Menu
Search
Mercredi 24 Avril 2024
S'abonner
close
Mercredi 24 Avril 2024
Menu
Search
Accueil next Spécial Marche verte

«La société conditionne la fille dès son jeune âge à penser qu’un métier technique est un métier d’homme»

eSTEM Morocco a organisé, le weekend dernier à Casablanca, la première édition de la Conférence internationale des jeunes filles en science et technologie. L’occasion de discuter de la place des jeunes filles dans ces deux domaines et de récompenser les lauréates de la compétition «Technovation Challenge». Retour sur cette journée avec Nezha Larhrissi, cofondatrice et présidente d’eSTEM Morocco.

«La société conditionne la fille dès son jeune âge à  penser qu’un métier technique est un métier d’homme»
Nezha Larhrissi.

Le Matin : En plus des panels de discussion, vous organisez aujourd’hui la troisième édition du «Technovation Challenge». Parlez-nous de cette compétition ?
Nezha Larhrissi : En effet, la compétition «Technovation Challenge» en est à sa troisième édition. C’est un programme dans lequel nous travaillons avec des filles âgées de 10 à 18 ans, qu’on forme pendant quatre mois (entre octobre et mai) à l’apprentissage des codes de développement d’applications mobiles. Mis à part l’âge et le sexe, les participantes au concours doivent avoir accès à un ordinateur, à Internet et on doit leur trouver un mentor avec des connaissances en anglais pour pouvoir accéder à la plateforme et dispenser les formations. Ces critères font qu’on ne s’est pas encore développé dans le rural. Néanmoins, nous avons accueilli des équipes de Tanger, Casablanca, Rabat, Ouezzane… Grâce à la compétition, 39 applications mobiles ont été développées. Il s’agit d’idées de solutions à des problèmes de communauté, comme la gestion des horaires de bus, par exemple.

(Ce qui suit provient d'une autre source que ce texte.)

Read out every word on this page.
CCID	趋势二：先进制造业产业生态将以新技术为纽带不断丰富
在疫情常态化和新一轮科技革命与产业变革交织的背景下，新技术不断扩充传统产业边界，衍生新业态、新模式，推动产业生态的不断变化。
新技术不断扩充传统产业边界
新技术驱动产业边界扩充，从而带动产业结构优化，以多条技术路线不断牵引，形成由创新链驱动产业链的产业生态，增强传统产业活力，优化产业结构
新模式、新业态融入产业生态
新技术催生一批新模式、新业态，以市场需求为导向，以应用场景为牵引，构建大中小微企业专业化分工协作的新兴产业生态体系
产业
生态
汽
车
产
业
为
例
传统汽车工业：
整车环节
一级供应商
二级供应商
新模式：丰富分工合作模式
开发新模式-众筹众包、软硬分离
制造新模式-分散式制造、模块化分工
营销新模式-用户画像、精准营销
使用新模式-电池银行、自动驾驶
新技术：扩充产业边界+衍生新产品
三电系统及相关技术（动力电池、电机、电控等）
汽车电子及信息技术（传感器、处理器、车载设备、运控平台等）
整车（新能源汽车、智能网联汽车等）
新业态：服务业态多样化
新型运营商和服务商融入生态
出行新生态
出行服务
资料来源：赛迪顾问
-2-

Les filles de 10 ans s’intéressent-elles aussi à la technologie ?
Elles s’y intéressent énormément, même s’il ne faut pas négliger le rôle du mentor dans cette initiative et des pères qui ont beaucoup soutenu leurs filles. Par ailleurs, nous avons décidé de commencer le travail d’accompagnement et de sensibilisation aux sciences et technologies à un âge aussi précoce, parce qu’on veut créer une communauté qui s’entraide, pour mettre fin au blocage qui empêche les femmes de choisir une carrière scientifique ou technologique. J’ai eu la possibilité de participer au programme Techwomen à la Sillicon Valley en 2013. On part souvent avec l’idée que la femme américaine est émancipée, développée, libre, mais il n’en est rien. Je me suis rendu compte que les femmes américaines souffrent tout autant que les femmes marocaines d’oppositions entre le travail et la famille, de confiance en soi… Parmi les questions qui ont beaucoup été débattues, il y avait aussi le fait que les femmes ne s’entraidaient pas entre elles.

Où réside l’importance des sciences et technologies dans la vie des femmes ?
Je ne voudrais surtout pas que notre organisation donne l'impression qu’il faut absolument faire des métiers scientifiques et technologiques. Je respecte entièrement la diversité et l’importance qu’il y ait de tout dans une société pour qu’elle fonctionne. En revanche, à eSTEM Morocco, on a choisi cette thématique pour une double raison. D’abord, parce que les statistiques montrent qu’il y a un important taux de drop-out chez les filles et que souvent ce sont les femmes elles-mêmes qui prennent des décisions limitantes parce qu’elles sont conditionnées par leur environnement. Donc le but est d’équilibrer le ratio, car nous sommes conscients que la diversité du genre est très importante dans le milieu professionnel. Deuxièmement, parce qu’en 2017, on ne peut pas nier que la science et la technologie sont en train de façonner nos vies
au quotidien, il est donc essentiel de participer à cette révolution.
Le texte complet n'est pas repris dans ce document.